Editor's Note: This story was changed to show that the AES board did vote to replace its school's SRO with a guardian.
Citrus County School District officials are optimistic they’ll have a agreement in place soon to have sheriff’s deputies in schools for another year.
Assistant Superintendent Jonny Bishop said Wednesday he’s hopeful the school board will finalize its annual contract for school resource officers, or SROs, with the Citrus County Sheriff’s Office (CCSO) at its next meeting on June 11.
“We’re moving forward,” he said.
Bishop told the Chronicle’s Editorial Board the sheriff’s legal team is reviewing a couple revisions proposed by the school district, and he’s expecting CCSO to give a response to his staff in a week's time.
Those contractual suggestions include a request by the school district’s financial auditor to have SROs document their activities, and another by the Academy of Environmental Science (AES) board to replace its school’s SRO with a guardian.
AES Board Chairwoman Michelle Leeper said Wednesday the board's vote for the replacement took place because it thought a guardian was a better fit for the school's size and budget.
Bishop said one SRO costs the school district around $96,000.
School district board members voted in April to hire on eight guardians at roughly $40,000 apiece to supplement the sheriff’s SROs now in each of the district’s 22 public schools as a result of last year’s $2.5 million SRO contract.
Bishop said state law obligates CCSO to provide guardians with 144 hours of training, which includes a guardian reaching 85% in shooting proficiency, 5% higher than deputies need to have.
School District Police Chief Larry “Buddy” Grant will supervise the guardians and act as a liaison between them, the school board and sheriff’s office, Bishop said.
“He’s the hand-to-hand, day-to-day management with the squad,” Bishop said of Grant, formerly CCSO’s undersheriff.

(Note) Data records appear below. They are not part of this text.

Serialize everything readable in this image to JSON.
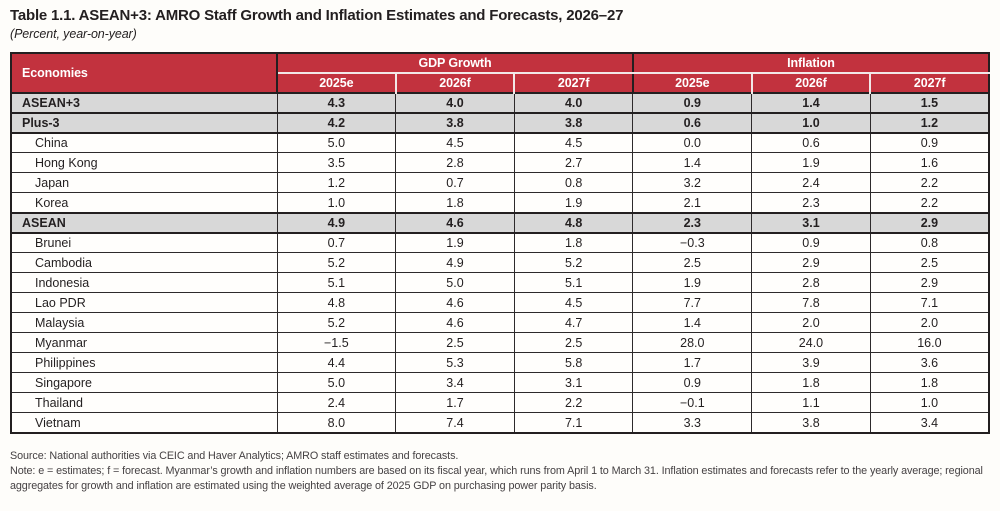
{
  "title": "Table 1.1. ASEAN+3: AMRO Staff Growth and Inflation Estimates and Forecasts, 2026–27",
  "subtitle": "(Percent, year-on-year)",
  "colors": {
    "header_red": "#c2323e",
    "aggregate_row_gray": "#d8d8d8",
    "border_dark": "#231f20",
    "header_text": "#ffffff"
  },
  "table": {
    "corner_header": "Economies",
    "groups": [
      {
        "label": "GDP Growth"
      },
      {
        "label": "Inflation"
      }
    ],
    "year_headers": [
      "2025e",
      "2026f",
      "2027f",
      "2025e",
      "2026f",
      "2027f"
    ],
    "rows": [
      {
        "economy": "ASEAN+3",
        "type": "aggregate",
        "values": [
          "4.3",
          "4.0",
          "4.0",
          "0.9",
          "1.4",
          "1.5"
        ]
      },
      {
        "economy": "Plus-3",
        "type": "aggregate",
        "values": [
          "4.2",
          "3.8",
          "3.8",
          "0.6",
          "1.0",
          "1.2"
        ]
      },
      {
        "economy": "China",
        "type": "country",
        "values": [
          "5.0",
          "4.5",
          "4.5",
          "0.0",
          "0.6",
          "0.9"
        ]
      },
      {
        "economy": "Hong Kong",
        "type": "country",
        "values": [
          "3.5",
          "2.8",
          "2.7",
          "1.4",
          "1.9",
          "1.6"
        ]
      },
      {
        "economy": "Japan",
        "type": "country",
        "values": [
          "1.2",
          "0.7",
          "0.8",
          "3.2",
          "2.4",
          "2.2"
        ]
      },
      {
        "economy": "Korea",
        "type": "country",
        "values": [
          "1.0",
          "1.8",
          "1.9",
          "2.1",
          "2.3",
          "2.2"
        ]
      },
      {
        "economy": "ASEAN",
        "type": "aggregate",
        "values": [
          "4.9",
          "4.6",
          "4.8",
          "2.3",
          "3.1",
          "2.9"
        ]
      },
      {
        "economy": "Brunei",
        "type": "country",
        "values": [
          "0.7",
          "1.9",
          "1.8",
          "−0.3",
          "0.9",
          "0.8"
        ]
      },
      {
        "economy": "Cambodia",
        "type": "country",
        "values": [
          "5.2",
          "4.9",
          "5.2",
          "2.5",
          "2.9",
          "2.5"
        ]
      },
      {
        "economy": "Indonesia",
        "type": "country",
        "values": [
          "5.1",
          "5.0",
          "5.1",
          "1.9",
          "2.8",
          "2.9"
        ]
      },
      {
        "economy": "Lao PDR",
        "type": "country",
        "values": [
          "4.8",
          "4.6",
          "4.5",
          "7.7",
          "7.8",
          "7.1"
        ]
      },
      {
        "economy": "Malaysia",
        "type": "country",
        "values": [
          "5.2",
          "4.6",
          "4.7",
          "1.4",
          "2.0",
          "2.0"
        ]
      },
      {
        "economy": "Myanmar",
        "type": "country",
        "values": [
          "−1.5",
          "2.5",
          "2.5",
          "28.0",
          "24.0",
          "16.0"
        ]
      },
      {
        "economy": "Philippines",
        "type": "country",
        "values": [
          "4.4",
          "5.3",
          "5.8",
          "1.7",
          "3.9",
          "3.6"
        ]
      },
      {
        "economy": "Singapore",
        "type": "country",
        "values": [
          "5.0",
          "3.4",
          "3.1",
          "0.9",
          "1.8",
          "1.8"
        ]
      },
      {
        "economy": "Thailand",
        "type": "country",
        "values": [
          "2.4",
          "1.7",
          "2.2",
          "−0.1",
          "1.1",
          "1.0"
        ]
      },
      {
        "economy": "Vietnam",
        "type": "country",
        "values": [
          "8.0",
          "7.4",
          "7.1",
          "3.3",
          "3.8",
          "3.4"
        ]
      }
    ]
  },
  "notes": {
    "source": "Source: National authorities via CEIC and Haver Analytics; AMRO staff estimates and forecasts.",
    "note": "Note: e = estimates; f = forecast. Myanmar’s growth and inflation numbers are based on its fiscal year, which runs from April 1 to March 31. Inflation estimates and forecasts refer to the yearly average; regional aggregates for growth and inflation are estimated using the weighted average of 2025 GDP on purchasing power parity basis."
  }
}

Unlike deputies and SROs, guardians have no arresting authority, they can’t discipline students and they can’t be relied on to cover after-school student events. Their main duty is to neutralize an active shooter or assailant on campus, Bishop said.
Threats to schools, staff and students will still be investigated by the sheriff’s office and Grant.
To that point, Assistant Superintendent Mike Mullen said, Grant has looked into about a half-dozen school threats since the start of May.
Mullen said the school board will consider at its next meeting whether to expel four students for making school-shooting threats, which calls for a minimum one-year expulsion and prosecutorial referral to the State Attorney’s Office.
Bishop and Mullen said district officials have to be careful how they notify the public about threats because it could influence copycats and/or cause unnecessary panic if it's not legitimate.
“You don’t want to create hysteria when it’s not there,” Bishop said.
But he said they also recognize the need for parents to be informed, and would rather put correct information out than have rumors circulate.
“We have just been worn out from calls from parents asking, ‘We want to know,’” Mullen said. “It might as well come from us because it’s out there anyhow.”
Afterward, Bishop said, the district’s hands are pretty tied when it comes to getting the parents of at-risk students to seek out mental-health counseling.
“I would love for there to be some mandate to force parents to take them to services,” Bishop said. “There’s not a lot of accountability with parents.”
But right now, removing the offending student from school indefinitely is “the only tool in the toolbox,” said Mullen, who acknowledged that expelling and further isolating a student could be worse for the child than counseling, but said the district must prioritize safety.
“I’m not willing to put them back in a classroom next to another kid,” he said.